Вике стало печально, захотелось заплакать. «Почему я не могу любить его, такого милого, верного, надежного. Я ведь стараюсь, я очень стараюсь…»
Юруля нежно поцеловал ее прикрытые веки.
— Викуся, я тебя очень люблю, и у нас все будет хорошо. Ты не бойся, и знай, что я все выдержу. — Сказал он, словно угадав ее мысли. Она торопливо и покорно закивала головой. — Я приеду к тебе, если ты захочешь, в Россию. Ты должна решить сама. Оказывается, от меня ничего не зависит. А теперь пойдем, поищем могилку твоего отца.
Но могилу отца не нашли. Ряд захоронений 72 года кончился над логом, и потемневшее синее пространство неба прорезали красивые огненные сполохи.
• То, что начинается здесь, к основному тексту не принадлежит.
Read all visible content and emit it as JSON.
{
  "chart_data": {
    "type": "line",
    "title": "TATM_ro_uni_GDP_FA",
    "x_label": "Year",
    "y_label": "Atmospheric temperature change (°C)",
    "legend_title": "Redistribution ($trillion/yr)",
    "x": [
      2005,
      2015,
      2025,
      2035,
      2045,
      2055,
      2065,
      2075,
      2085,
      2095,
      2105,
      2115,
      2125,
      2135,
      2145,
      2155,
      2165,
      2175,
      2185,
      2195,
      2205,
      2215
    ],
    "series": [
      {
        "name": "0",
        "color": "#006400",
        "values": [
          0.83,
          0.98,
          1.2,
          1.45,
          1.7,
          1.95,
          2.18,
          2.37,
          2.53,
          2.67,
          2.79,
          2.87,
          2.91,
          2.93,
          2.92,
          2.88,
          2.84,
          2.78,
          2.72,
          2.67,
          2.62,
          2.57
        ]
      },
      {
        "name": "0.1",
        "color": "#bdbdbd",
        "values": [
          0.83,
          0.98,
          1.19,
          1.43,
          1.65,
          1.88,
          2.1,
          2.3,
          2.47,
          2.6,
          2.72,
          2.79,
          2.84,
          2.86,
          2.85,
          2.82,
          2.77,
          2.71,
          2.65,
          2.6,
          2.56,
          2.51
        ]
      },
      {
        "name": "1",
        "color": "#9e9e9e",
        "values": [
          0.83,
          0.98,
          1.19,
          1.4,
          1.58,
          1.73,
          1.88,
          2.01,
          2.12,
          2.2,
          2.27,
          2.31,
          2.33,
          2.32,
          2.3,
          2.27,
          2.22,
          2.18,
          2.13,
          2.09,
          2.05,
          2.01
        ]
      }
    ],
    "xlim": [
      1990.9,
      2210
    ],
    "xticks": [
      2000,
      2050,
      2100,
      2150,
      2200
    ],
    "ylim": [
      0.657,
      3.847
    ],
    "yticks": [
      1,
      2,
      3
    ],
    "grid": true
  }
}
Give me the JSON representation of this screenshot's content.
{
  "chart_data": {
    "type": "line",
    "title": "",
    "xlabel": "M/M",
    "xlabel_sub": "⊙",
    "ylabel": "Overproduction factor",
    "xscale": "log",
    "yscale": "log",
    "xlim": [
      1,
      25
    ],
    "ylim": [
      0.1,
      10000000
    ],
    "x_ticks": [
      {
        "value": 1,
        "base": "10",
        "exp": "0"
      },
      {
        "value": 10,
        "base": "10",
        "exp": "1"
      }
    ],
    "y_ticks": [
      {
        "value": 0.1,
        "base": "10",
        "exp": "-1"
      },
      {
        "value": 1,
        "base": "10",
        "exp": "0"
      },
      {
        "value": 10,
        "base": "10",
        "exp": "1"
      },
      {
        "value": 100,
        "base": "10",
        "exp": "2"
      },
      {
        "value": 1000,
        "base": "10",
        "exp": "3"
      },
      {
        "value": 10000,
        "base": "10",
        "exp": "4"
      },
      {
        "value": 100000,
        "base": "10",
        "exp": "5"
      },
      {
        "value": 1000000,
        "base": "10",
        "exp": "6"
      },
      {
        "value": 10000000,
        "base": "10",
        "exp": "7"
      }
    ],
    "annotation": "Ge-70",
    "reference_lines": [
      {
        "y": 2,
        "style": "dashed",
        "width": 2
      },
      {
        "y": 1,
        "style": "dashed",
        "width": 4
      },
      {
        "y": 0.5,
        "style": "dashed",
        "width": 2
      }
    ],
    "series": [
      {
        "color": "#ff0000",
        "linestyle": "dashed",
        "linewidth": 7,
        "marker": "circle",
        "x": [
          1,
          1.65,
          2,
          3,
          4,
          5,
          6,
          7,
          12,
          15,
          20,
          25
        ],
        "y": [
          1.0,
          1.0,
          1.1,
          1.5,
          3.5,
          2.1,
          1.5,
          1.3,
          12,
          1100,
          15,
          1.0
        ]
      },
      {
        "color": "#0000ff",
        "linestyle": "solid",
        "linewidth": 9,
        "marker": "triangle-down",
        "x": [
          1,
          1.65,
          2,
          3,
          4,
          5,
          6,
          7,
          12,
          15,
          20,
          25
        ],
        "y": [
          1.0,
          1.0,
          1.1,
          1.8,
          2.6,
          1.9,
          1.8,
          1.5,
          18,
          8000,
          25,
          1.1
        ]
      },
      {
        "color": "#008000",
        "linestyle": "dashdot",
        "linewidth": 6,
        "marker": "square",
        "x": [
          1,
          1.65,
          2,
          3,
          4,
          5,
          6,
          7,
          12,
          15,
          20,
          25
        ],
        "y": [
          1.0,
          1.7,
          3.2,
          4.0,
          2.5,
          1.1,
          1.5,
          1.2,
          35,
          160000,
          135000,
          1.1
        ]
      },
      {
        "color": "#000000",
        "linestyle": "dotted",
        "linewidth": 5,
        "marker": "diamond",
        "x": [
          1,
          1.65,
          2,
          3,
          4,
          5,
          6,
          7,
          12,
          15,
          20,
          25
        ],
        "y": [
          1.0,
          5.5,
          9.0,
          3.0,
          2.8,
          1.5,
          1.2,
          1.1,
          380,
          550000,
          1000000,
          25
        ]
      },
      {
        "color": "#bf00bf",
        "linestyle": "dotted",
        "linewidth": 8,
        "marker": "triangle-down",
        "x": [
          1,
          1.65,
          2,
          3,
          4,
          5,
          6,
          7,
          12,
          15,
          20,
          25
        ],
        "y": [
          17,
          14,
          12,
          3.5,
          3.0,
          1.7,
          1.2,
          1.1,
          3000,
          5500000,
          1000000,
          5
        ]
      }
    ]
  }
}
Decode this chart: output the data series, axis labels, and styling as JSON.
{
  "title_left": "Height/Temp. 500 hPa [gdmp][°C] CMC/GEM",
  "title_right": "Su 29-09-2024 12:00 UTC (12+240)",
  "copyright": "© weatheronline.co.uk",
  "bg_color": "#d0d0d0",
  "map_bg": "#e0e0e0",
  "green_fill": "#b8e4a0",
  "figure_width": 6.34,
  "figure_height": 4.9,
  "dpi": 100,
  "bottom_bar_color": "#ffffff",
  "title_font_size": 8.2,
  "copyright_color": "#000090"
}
Сразу же ударил ветер, разметал рубиновые пряди Викиных волос. Страшно стало стоять над логом, среди могил, и они поспешили к кладбищенским воротам. Осталось чувство сожаления, что с отцом она не попрощалась.
На другой день было солнышко, и Вика с утра купила цветы, ей хотелось побыть со своими стариками наедине. Она поехала автобусом одна на другое кладбище в Новопаловку. Шла к ним неспешно, слушая пение птиц и шепот кладбищенских трав. Голова была ясной, а сердце легким. Радостные, с всегдашней, веселой искринкой бабушкины глаза, встретили ее издали. Она уже знала, с какой стороны ни зайти, бабушка Анна видит гостя. Взгляд же, деда Константина, всегда насуплен и угадывается в нем мука тайная. Словно так много знает он о людях — живых и мертвых, что и смотреть-то больно. Вот они какие разные, — опять увидела она, щелкнула задвижкой, зашла в оградку, встала на колени: «Здравствуйте, мои родные!»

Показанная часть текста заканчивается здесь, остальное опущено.